Joker : critique radicale

Alexandre Janowiak | 11 septembre 2020 - MAJ : 09/03/2021 15:58
Alexandre Janowiak | 11 septembre 2020 - MAJ : 09/03/2021 15:58

D'abord projet très critiqué, redouté voire méprisé, Joker de Todd Phillips est devenu l'un des films les plus excitants et incontournables de 2019. Triomphe critique et succès phénoménal en salles, l'adaptation DC a marqué l'histoire, de son Lion d'or jusqu'aux Oscars, où Joaquin Phoenix a été couronné. Et c'était mérité.

RENAITRE DC CENDRES

Avec la sortie de Man of Steel en 2013, Warner Bros et DC se lançaient dans une nouvelle aventure sur grand écran en instaurant un DCEU à l'image du MCU de Marvel lancé cinq ans plus tôt.

Hélas, après un premier film au succès correct, l'univers DC Comics n'a jamais réussi à convaincre pleinement les spectateurs et la critique. Ainsi, le DCEU a subi plusieurs échecs critiques (Batman v Superman : L’Aube de la justice, Suicide Squad) et un énorme couac commercial avec son Justice League fin 2017, remettant en cause l'ensemble de la franchise super-héroïque au cinéma (malgré le succès de Wonder Woman).

Depuis, le navire a été remis à flot grâce à l'aventure solo d'Aquaman, appréciée de la critique et devenue le plus gros succès public du DCEU. Cependant, si le long-métrage sur l'homme-poisson a marqué un tournant pour Warner et DC, ce n'est rien à côté du tremblement de terre qu'est le Joker de Todd Phillips (qui ne fait pas partie du DCEU cela dit).

 

photoQue la fête commence...

 

GODDAMN CITY

Ce Joker raconte l'histoire d'Arthur Fleck, homme méprisé par la société qui va devenir progressivement le Joker que le monde des comics connaît parfaitement. Difficile d'en dire plus sur l'ascension dans l'horreur et la folie du personnage culte sans spoiler les multiples séquences. Tout juste pourra-t-on confier que l'histoire qui y est dépeinte s'inspire en partie de deux des comics phares du Joker : Killing Joke et The Man Who Laughs (dont on vous parlait ici).

Pour autant, le film écrit sa propre légende en n'en piochant que quelques éléments pour mieux créer sa propre voie. Ainsi, le nouveau projet DC surprend voire stupéfie dans ses choix scénaristiques (un twist très marquant) et assurément, il y a aura un avant et un après Joker. En se détachant de l'arc de Killing Joke (celui dont il se rapproche le plus), le film de Todd Phillips s'offre une liberté créative dingue et sans limites.

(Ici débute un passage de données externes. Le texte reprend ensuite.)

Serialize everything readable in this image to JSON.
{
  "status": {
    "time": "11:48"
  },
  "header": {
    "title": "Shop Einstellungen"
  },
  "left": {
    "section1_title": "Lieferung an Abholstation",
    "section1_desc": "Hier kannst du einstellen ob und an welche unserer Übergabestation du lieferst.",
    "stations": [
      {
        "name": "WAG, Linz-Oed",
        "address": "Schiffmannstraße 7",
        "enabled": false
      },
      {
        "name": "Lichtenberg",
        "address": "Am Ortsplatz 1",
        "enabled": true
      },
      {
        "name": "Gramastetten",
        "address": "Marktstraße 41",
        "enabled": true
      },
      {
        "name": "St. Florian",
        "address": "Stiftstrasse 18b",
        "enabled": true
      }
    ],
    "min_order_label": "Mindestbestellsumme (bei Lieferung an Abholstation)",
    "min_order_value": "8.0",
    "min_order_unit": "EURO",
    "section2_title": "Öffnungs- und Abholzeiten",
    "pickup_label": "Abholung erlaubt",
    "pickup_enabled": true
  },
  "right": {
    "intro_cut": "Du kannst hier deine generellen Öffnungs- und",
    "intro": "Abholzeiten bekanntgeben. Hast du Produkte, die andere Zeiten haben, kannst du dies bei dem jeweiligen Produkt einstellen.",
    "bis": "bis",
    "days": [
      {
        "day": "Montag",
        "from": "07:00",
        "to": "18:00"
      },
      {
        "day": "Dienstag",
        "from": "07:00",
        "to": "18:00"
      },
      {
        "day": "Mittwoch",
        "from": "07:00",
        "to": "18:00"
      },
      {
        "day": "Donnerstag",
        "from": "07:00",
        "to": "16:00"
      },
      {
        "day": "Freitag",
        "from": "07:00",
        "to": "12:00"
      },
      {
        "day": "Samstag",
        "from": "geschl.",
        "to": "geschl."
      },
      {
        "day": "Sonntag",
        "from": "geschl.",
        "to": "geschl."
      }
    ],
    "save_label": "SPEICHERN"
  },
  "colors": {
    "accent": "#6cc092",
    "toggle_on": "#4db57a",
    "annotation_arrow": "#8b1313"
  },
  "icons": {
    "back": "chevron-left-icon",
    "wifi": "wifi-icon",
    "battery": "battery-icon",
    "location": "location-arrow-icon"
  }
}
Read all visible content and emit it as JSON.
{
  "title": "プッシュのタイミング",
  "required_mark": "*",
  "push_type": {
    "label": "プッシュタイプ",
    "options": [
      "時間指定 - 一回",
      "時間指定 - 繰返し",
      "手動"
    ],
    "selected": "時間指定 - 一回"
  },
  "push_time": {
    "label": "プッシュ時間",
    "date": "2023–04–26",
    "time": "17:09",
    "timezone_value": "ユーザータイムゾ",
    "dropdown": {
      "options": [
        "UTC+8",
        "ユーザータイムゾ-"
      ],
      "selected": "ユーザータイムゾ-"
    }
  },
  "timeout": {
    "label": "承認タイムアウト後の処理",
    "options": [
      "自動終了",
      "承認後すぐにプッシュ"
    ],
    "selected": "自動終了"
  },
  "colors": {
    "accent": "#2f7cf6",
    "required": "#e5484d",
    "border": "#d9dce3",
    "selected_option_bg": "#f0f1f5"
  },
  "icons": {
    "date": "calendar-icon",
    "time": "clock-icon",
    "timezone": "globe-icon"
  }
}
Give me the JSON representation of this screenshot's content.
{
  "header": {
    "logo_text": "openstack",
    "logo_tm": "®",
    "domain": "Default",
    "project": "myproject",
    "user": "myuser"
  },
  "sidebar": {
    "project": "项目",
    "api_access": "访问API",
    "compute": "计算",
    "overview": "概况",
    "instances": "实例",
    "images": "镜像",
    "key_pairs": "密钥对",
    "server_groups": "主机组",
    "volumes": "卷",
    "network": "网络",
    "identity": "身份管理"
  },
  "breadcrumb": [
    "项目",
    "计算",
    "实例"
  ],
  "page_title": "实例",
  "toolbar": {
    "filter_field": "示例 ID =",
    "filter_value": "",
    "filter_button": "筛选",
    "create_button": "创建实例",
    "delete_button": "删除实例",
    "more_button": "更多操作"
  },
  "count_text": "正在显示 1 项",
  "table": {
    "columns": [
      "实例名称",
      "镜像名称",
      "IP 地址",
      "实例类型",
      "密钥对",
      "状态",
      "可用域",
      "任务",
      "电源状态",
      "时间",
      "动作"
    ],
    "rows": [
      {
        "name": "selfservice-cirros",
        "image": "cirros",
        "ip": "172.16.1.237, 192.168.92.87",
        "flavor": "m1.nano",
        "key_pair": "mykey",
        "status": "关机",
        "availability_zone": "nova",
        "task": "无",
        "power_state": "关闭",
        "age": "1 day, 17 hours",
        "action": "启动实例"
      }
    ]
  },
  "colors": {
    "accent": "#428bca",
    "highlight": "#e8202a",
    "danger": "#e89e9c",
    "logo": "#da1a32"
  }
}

S'ouvrant avec une certaine poésie, le long-métrage s'enfonce au fur et à mesure au coeur d'une danse macabre et sinistre inédite. Pour la première fois dans l'histoire du cinéma, un film de comic book sombre dans une sociopathie choquante et radicale, où la brutalité n'est jamais cachée et la folie mise en avant (bien plus que dans The Dark Knight oui).

 

photo, Joaquin PhoenixCe rouge qui lui colle à la peau

 

On reprochait souvent aux films du genre de manquer de profondeur et de se contenter d'user des pouvoirs de leur super-héros pour créer un spectacle simple et efficace. Force est de constater que le Joker n'en a pas (des super-pouvoirs) et qu'avec des effets spéciaux invisibles et une action extrêmement rare, la force du film se trouve ailleurs. En cela, Joker est un séisme dans le cinéma de comics tant l'origin story du célèbre clown de Gotham sort de l'ambiance pop, décontractée, spectaculaire et frivole des films du genre (Marvel et les derniers DC en tête) pour nous plonger dans un cauchemar noir, sanglant, violent et pertinent.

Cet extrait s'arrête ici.